3 year old • Female • 32 lbs
Bindi sports a caramel-colored wirey coat with bits of black and white throughout, and has adorable black and white floppy ears and a curled tail. The white fur that highlights her forehead and runs down her neck stands out like a silver lining, sure to uplift anyone from COVID-19 blues.
Bindi, from the Aboriginal Australian word meaning little girl, definitely has a puppylike side, but carries herself like the beautiful young lady she is, with impeccable manners inside and outside the house.
Bindi’s energy release comes from her bouts of zoomies; so a secure, fenced yard is a MUST. Seeing her revitalized by running in circles or hopping around like a bunny just melts your heart! Bindi is super dog-friendly, so we are looking for a family with another dog that is a similar size or slightly larger than Bindi. Bindi’s dog pal must be well-socialized and receptive to playful behavior because Bindi will jump when excited to initiate play. Check out her second video and you can see that Bindi likes to both chase and be chased! Bindi hasn't met any children yet; but we think she would probably be best with older children because she sometimes jumps up when excited.

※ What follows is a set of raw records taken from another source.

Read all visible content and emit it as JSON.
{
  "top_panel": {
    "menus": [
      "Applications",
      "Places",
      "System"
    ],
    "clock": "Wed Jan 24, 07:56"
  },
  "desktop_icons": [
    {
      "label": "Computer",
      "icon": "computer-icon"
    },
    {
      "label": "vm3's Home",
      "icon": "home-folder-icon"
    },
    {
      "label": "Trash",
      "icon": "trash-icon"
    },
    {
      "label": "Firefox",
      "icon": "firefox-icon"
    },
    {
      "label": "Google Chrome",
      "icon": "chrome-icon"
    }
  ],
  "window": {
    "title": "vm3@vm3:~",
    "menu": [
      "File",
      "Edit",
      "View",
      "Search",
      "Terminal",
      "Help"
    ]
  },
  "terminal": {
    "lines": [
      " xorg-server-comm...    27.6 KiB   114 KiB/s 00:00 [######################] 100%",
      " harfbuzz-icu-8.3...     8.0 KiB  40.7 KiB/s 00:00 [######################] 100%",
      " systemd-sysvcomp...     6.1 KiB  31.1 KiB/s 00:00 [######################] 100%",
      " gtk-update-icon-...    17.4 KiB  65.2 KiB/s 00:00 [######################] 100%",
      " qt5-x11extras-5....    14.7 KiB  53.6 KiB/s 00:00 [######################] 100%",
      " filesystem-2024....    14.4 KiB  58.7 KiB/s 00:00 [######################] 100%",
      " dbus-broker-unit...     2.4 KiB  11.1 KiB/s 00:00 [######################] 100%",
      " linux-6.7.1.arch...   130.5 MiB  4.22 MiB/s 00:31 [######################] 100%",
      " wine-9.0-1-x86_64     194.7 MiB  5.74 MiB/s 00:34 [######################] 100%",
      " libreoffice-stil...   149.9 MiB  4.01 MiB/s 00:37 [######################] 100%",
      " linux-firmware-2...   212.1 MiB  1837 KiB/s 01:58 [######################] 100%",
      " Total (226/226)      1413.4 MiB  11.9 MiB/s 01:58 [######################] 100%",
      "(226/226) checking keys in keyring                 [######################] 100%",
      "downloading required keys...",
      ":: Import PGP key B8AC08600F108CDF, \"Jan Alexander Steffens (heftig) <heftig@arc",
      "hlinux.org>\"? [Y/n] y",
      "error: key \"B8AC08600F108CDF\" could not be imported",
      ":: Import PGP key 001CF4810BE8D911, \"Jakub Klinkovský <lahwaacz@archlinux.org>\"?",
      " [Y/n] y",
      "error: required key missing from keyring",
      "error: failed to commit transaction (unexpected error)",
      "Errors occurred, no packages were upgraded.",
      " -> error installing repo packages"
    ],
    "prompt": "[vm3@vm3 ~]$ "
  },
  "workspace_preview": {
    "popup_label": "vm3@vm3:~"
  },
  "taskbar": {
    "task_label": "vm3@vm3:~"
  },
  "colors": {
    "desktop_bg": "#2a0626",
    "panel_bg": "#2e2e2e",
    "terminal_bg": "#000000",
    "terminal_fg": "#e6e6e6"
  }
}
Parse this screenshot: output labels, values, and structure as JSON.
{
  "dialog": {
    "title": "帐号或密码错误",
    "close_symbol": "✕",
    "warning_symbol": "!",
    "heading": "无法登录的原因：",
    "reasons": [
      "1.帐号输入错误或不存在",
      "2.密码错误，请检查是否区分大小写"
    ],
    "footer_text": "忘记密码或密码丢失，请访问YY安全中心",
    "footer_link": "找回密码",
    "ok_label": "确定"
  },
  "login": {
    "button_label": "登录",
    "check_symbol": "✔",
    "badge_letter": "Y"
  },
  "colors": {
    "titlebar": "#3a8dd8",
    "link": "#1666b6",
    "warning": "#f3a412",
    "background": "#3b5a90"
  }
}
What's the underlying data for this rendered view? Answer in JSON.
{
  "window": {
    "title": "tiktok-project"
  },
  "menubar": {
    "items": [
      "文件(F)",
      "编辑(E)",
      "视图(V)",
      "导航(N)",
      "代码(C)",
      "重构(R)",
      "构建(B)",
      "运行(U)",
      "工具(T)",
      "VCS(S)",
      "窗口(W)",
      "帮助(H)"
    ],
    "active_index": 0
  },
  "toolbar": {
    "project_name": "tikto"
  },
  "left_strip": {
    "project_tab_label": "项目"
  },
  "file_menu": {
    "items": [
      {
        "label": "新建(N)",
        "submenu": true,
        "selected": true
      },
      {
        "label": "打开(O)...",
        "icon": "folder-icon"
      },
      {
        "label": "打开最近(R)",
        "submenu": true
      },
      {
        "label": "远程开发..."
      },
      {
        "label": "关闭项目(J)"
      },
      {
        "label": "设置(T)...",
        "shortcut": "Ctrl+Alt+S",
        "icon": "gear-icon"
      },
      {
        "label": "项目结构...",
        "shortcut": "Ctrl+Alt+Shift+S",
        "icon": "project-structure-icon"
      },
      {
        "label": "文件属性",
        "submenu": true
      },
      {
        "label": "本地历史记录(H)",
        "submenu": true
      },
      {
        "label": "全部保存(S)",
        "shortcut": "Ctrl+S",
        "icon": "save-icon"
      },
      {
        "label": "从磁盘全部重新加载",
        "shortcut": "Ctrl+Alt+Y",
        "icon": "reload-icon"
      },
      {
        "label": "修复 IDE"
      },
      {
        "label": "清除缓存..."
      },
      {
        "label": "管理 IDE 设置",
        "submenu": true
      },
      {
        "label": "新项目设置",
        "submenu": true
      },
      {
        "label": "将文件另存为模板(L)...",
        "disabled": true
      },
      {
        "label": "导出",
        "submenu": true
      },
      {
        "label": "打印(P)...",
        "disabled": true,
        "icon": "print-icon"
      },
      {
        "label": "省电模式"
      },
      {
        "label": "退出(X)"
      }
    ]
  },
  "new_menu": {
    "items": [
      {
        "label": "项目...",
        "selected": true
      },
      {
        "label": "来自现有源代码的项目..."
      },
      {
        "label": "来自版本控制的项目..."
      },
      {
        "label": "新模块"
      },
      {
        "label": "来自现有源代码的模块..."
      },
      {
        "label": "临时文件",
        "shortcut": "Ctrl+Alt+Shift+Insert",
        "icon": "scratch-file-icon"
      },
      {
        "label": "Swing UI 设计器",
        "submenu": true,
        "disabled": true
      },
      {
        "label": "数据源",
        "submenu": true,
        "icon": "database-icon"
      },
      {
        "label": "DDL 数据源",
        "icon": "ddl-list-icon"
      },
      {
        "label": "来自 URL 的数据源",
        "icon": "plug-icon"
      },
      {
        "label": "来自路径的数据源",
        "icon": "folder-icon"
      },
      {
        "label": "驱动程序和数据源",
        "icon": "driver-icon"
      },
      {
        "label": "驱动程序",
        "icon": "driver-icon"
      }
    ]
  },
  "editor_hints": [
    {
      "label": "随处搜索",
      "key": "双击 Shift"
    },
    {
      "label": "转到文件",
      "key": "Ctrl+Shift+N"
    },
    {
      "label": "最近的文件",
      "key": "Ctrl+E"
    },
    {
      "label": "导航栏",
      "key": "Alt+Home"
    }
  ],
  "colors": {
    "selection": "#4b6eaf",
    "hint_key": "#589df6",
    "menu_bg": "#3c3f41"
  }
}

Bindi is a medium-energy dog who likes taking 40-minute walks twice a day and goes out for potty breaks every 4 to 5 hours. Bindi generally prefers to walk at a regular pace and isn’t the athletic type; so she would not want to jog or run with her human.
Bindi is crate-trained and house-trained, and unless given permission does not enter certain parts of the house, such as the kitchen or bathroom. She also recognizes that the couch is off limits until you allow her to go up on it—after all, a lady always asks before proceeding to do something! This affectionate sweetie loves her snuggles and belly rubs; but Bindi is also a mature and independent friend who will respect your space. When I am working at my laptop, Bindi takes her refreshing afternoon naps (sometimes making noises while dreaming, her paws twitching ever so slightly—probably from running in an infinite field full of her doggie buddies!). She is comfortable being alone around the house and has shown no signs of separation anxiety when I leave for short periods of time. I make sure to give her a Kong stuffed with kibble before I leave, so she associates her crate with positive memories and as a space where she can rest calmly.
She is receptive to all touch and will wait patiently as you wipe her paws, clean her ears, and brush her silky coat. She knows that after these hygiene routines a delicious treat will always follow! I have rarely heard Bindi bark except to alert me of visitors approaching the house. During the night she sleeps soundly and peacefully in her crate, which she identifies as her safe comfort zone.
Bindi is incredibly intelligent and eager to please. She is food motivated (a treat bag by your side and clicker in hand are a must!), so she is a breeze to train and a quick study. Already this girl has mastered more than a few tricks up her paws. Check out her video! She has learned basic commands—Sit, Stand, Down, Wait (well, most of the time!), Drop it, and Crate. And her extra tricks—including Paw, High-ten, Say please, Spin, and Play dead—are bound to put a huge smile on your face. Bindi is eager to learn more and expand her repertoire; so her furever family should devote at least 10 minutes twice a day to train her.
Initially, Bindi wanted to roam and sniff around a lot on our walks; but her leash-walking skills have improved significantly over a short period. She has now found a good pace of walking by my heel and makes regular eye contact. When she pulls in a different direction or is sniffing for too long, she usually responds to Come here, because I always reward her with a treat. Bindi’s friendly nature makes it hard for her to resist meeting new furry pals, though, so she does sometimes lunge at other dogs—although I can refocus her attention to me with a treat. Moving squirrels also catch her attention; so I try to keep Bindi’s eyes focused on her treats before she gets distracted. Her adopted family will need to continue practicing her leash-walking skills; we recommend using a Freedom Harness, which helps with pulling.
Bindi loves to play fetch and gets excited to play with plush toys, but only gets to play with her toys while supervised to ensure that she doesn’t become possessive. She has shown no destructive behavior around the house and doesn’t chew on anything except when given her Benebone dog chew. This lady has mastered the art of the kibble-dispensing ball, and has fun figuring out interactive toys. Bindi has entertained doggie visitors at her foster home, and she has shown no signs of resource guarding, jealousy or territorial behavior.
At times sprightly and silly and at other times calm and wise, Bindi—with her all-around sweetness and fun nature—is impossible not to love and will bring boundless joy to her forever family!
Bindi is up-to-date on vaccinations, microchipped, spayed, and heartworm negative.
Bindi came from a local shelter.
IAR subsidizes post-adoption professional training with Jane Marshall (www.cheerydogs.com) to encourage a life-long and successful bond between the dog and the adopter. Group classes for puppies and adult dogs are provided at a substantial discount to IAR adopters.